BUA 345 - Lecture 2

Data Preparation in Excel

Author

Penelope Pooler Eisenbies

Published

January 13, 2025

Housekeeping

Today’s plan

  • Review Question

  • Text Functions

    • Parsing (Splitting) Text
    • Concatenating (Joining) Text
  • Excel Tables

    • Removing Duplicates
    • Quick Calculations
    • Intro to Sorting and Filtering


In-class Polling (Session ID: bua345s25)

Lecture 2 In-class Exercise - Q1

Review from Lecture 1 and MAS 261 (or previous course)

Open the small data file, Lecture 2 Review Question.xlsx

Use relative and absolute cell references as shown to determine the value of the SMALLEST NEGATIVE deviation.

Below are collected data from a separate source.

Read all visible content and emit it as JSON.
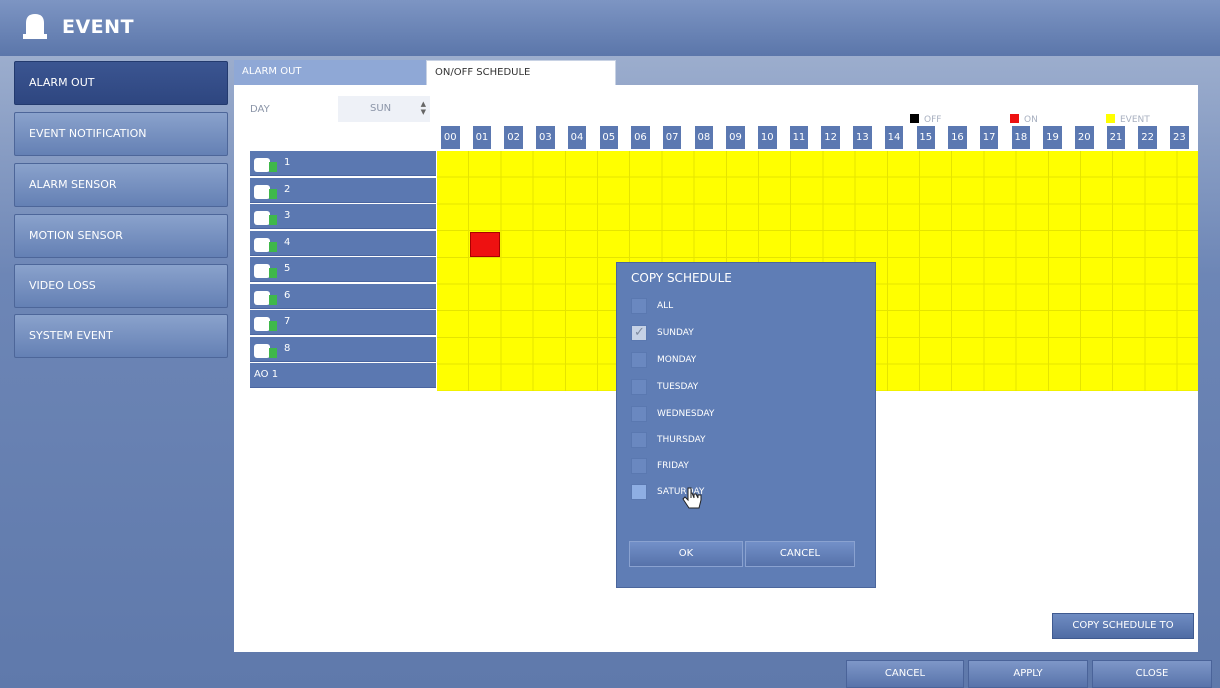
{
  "window": {
    "title": "EVENT",
    "icon": "alarm-icon"
  },
  "sidebar": {
    "items": [
      {
        "label": "ALARM OUT",
        "active": true
      },
      {
        "label": "EVENT NOTIFICATION"
      },
      {
        "label": "ALARM SENSOR"
      },
      {
        "label": "MOTION SENSOR"
      },
      {
        "label": "VIDEO LOSS"
      },
      {
        "label": "SYSTEM EVENT"
      }
    ]
  },
  "tabs": [
    {
      "label": "ALARM OUT"
    },
    {
      "label": "ON/OFF SCHEDULE",
      "active": true
    }
  ],
  "day": {
    "label": "DAY",
    "value": "SUN"
  },
  "legend": [
    {
      "label": "OFF",
      "color": "#000000"
    },
    {
      "label": "ON",
      "color": "#ee1111"
    },
    {
      "label": "EVENT",
      "color": "#ffff00"
    }
  ],
  "schedule": {
    "hours": [
      "00",
      "01",
      "02",
      "03",
      "04",
      "05",
      "06",
      "07",
      "08",
      "09",
      "10",
      "11",
      "12",
      "13",
      "14",
      "15",
      "16",
      "17",
      "18",
      "19",
      "20",
      "21",
      "22",
      "23"
    ],
    "rows": [
      "1",
      "2",
      "3",
      "4",
      "5",
      "6",
      "7",
      "8",
      "AO 1"
    ],
    "on_cells": [
      {
        "row": "4",
        "hour": "01"
      }
    ],
    "default_state": "EVENT"
  },
  "copy_schedule_to": "COPY SCHEDULE TO",
  "dialog": {
    "title": "COPY SCHEDULE",
    "options": [
      {
        "label": "ALL",
        "checked": false
      },
      {
        "label": "SUNDAY",
        "checked": true
      },
      {
        "label": "MONDAY",
        "checked": false
      },
      {
        "label": "TUESDAY",
        "checked": false
      },
      {
        "label": "WEDNESDAY",
        "checked": false
      },
      {
        "label": "THURSDAY",
        "checked": false
      },
      {
        "label": "FRIDAY",
        "checked": false
      },
      {
        "label": "SATURDAY",
        "checked": false
      }
    ],
    "ok": "OK",
    "cancel": "CANCEL"
  },
  "footer": {
    "cancel": "CANCEL",
    "apply": "APPLY",
    "close": "CLOSE"
  }
}
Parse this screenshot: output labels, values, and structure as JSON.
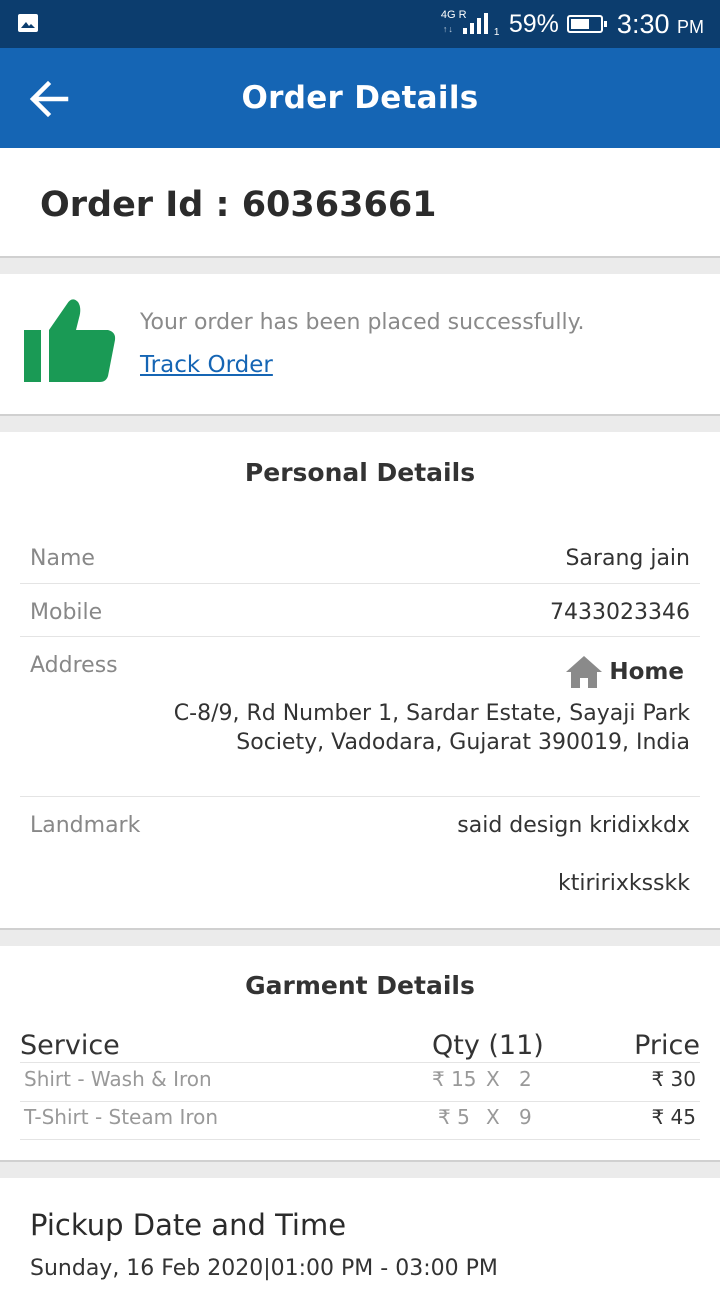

Round your answer to two decimal places.

Recall from MAS 261: A deviation is the difference from the mean, Observation - Mean

Parsing Text

  • You work at Jet Blue and plan to offer flights to Rapid City, South Dakota

  • Flight data for the state of South Dakota for 2024 is shown in the first sheet of Lecture 2 Excel Worksheets.xlsx.

  • We ONLY want data for flights TO Rapid City so we need to

    1. Separate ‘Origin’ and ‘Destination’ into TWO separate columns

    2. Subset (filter) data to observations with Rapid City as ‘Destination’

Parsing Text Con’t

In Excel:

  1. Select column with text we want to ‘parse’ or ‘split’, column D.

  2. Notice that between each Origin and Destination in the data there is a ‘-’.

  3. Click on ‘Text to Columns’ in Data tab.

  4. In the pop-up window, select Delimited and click Next.

Parsing Text Con’t

In Excel:

  1. Under Delimiters select Other and specify .

    • is the delimiter or separator between ORIGIN and DESTINATION in our data.
  2. The Data preview window below should show that the two variables are split correctly.

  3. Click Finish (No need for Step 3).

Data set now has two SEPARATE variables, ORIGIN, and DESTINATION.

Filtering Data

We want to filter the data to rows (observations) that have Rapid City, SD as the destination.

  1. Select the DESTINATION column and click on the Filter icon.

  2. Click on the triangle that appears next to the variable name.

  3. Uncheck ‘Select All’

Filtering Data Con’t

We want to filter the data to rows (observations) that have Rapid City, SD as the destination.

  1. Scroll down, or enter Rapid City, SD in the search window.

  2. Check the box next to Rapid City, SD and click OK.

  3. Click grey triangle in upper left corner of sheet to select whole sheet and then copy and paste it into Sheet 2.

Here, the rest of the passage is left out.